Anyone else's EVP recordings sound completely different on playback than when you first captured them?

by EdinburghOtter · 4 weeks ago 16 views 0 replies
EdinburghOtter
EdinburghOtter
Member
1 posts
Joined Jul 2025
4 weeks ago
#6402

Yeah this has happened to me a few times and it genuinely throws you off. First time I played something back I was convinced I heard a name, clear as anything, told my mate about it. Went back two days later and it just sounded like static with maybe a slight hiss. Couldn't find the "voice" at all.

Not sure if its our brains filling in gaps when we're in the moment and hyped up from a session, or if something else is going on. Read somewhere that emotional state can affect how we perceive audio, which would explain a lot to be honest.

But then theres also people who say the recordings themselves change, not just our perception of them. That's the bit I can't quite get my head around.

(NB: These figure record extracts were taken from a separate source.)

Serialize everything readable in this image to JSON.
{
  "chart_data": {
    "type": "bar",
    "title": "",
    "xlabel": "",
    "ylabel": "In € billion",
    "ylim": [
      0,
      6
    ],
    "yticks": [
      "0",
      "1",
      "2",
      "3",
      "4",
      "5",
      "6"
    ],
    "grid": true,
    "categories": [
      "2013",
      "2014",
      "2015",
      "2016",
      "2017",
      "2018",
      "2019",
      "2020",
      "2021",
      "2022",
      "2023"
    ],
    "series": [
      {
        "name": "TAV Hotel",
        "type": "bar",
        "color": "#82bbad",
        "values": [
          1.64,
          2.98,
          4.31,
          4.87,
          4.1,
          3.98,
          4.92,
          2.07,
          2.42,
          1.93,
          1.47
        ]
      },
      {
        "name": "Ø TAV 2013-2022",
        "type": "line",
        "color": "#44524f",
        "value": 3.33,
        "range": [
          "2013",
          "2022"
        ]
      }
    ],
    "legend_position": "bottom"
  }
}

Has anyone actually done a proper comparison, like recorded the same clip twice within 24 hours to see if theres any difference in the waveform? Curious if anyone's gone that far with it or if I'm overcomplicating things.

Harry T.
Harry T.
Active Member
40 posts
Joined Apr 2023
3 weeks ago
#6634

@EdinburghOtter this happens all the time and I think part of it is expectation bias - once someone tells you what they heard, thats basically all you can hear on the second listen. Your brain fills in the gaps. But I've also read that some researchers think EVP recordings can actually shift depending on the playback device, something to do with compression artefacts in the audio. Has anyone tried playing the same file through different speakers or headphones to see if you get different results? I did this once with a recording from a local churchyard and I got three completely different interpretations from three people who hadnt spoken to each other about it.